As of Friday, it appeared deeper cuts were on the way: $170 billion over 12 months, though it was still unclear as of this writing how much would come in this year’s budget.
How refreshing to see a spending debate in Congress lead to more cuts, not fewer. The freshman lawmakers who pushed their leaders this way are doing right by their voters.
But there’s more to be done. The specific promise was to “cut government spending to pre-stimulus, pre-bailout levels.” That pledge was generally considered a reference to 2008 (although that year did include a $152 billion stimulus).
In 2008, the federal government spent just less than $3 trillion. The last I checked, the difference between that and this year’s $3.7 trillion is a lot more than $100 billion.
Seven times more, in fact.
Now, the pledge may have referred only to discretionary spending, which is a fraction of total federal outlays. But that’s a typically D.C. way of thinking about spending. When families sit around the kitchen table to talk about tightening the belt, as so many members of Congress described last year as candidates, they don’t say, “Well, the rent went up, and so did the car insurance, and our property taxes. But those are mandatory expenses, so we’ll just borrow the money to pay for those increases and only worry about budgeting when it comes to everything else.”

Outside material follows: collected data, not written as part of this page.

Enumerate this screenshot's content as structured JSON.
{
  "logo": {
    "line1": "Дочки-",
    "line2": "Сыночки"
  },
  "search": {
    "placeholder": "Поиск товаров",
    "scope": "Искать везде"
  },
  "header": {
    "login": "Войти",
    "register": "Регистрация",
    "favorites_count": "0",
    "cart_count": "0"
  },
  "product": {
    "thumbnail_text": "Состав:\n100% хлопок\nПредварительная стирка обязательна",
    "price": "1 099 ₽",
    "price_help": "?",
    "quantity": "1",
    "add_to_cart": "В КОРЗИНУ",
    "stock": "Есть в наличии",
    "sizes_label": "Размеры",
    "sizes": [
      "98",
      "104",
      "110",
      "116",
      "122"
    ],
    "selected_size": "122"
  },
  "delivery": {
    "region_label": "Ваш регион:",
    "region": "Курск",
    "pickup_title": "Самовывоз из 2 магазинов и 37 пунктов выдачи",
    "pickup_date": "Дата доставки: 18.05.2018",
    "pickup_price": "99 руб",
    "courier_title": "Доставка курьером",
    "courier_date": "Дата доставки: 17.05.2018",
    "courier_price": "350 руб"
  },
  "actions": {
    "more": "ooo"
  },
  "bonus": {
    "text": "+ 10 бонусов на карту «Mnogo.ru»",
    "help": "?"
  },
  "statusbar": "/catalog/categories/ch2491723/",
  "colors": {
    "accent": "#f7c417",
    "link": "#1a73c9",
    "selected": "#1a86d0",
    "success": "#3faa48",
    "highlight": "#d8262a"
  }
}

No, sooner or later, you have to look at the total amount you’re spending. And if there are mandatory items you can’t cut, then you cut deeper where you can to make up for them.
Now, back to those 2008 spending levels. Even a prorated return, over the rest of this fiscal year, would mean some $360 billion in cuts.
And even then, we would add $1.1 trillion to our debt…
…which would still grow to more than $14.5 trillion…
…which would still be about $4.4 trillion more than it was after 2008.
At such heights — or maybe I should say depths — we don’t need supposed fiscal conservatives to restrain their restraint.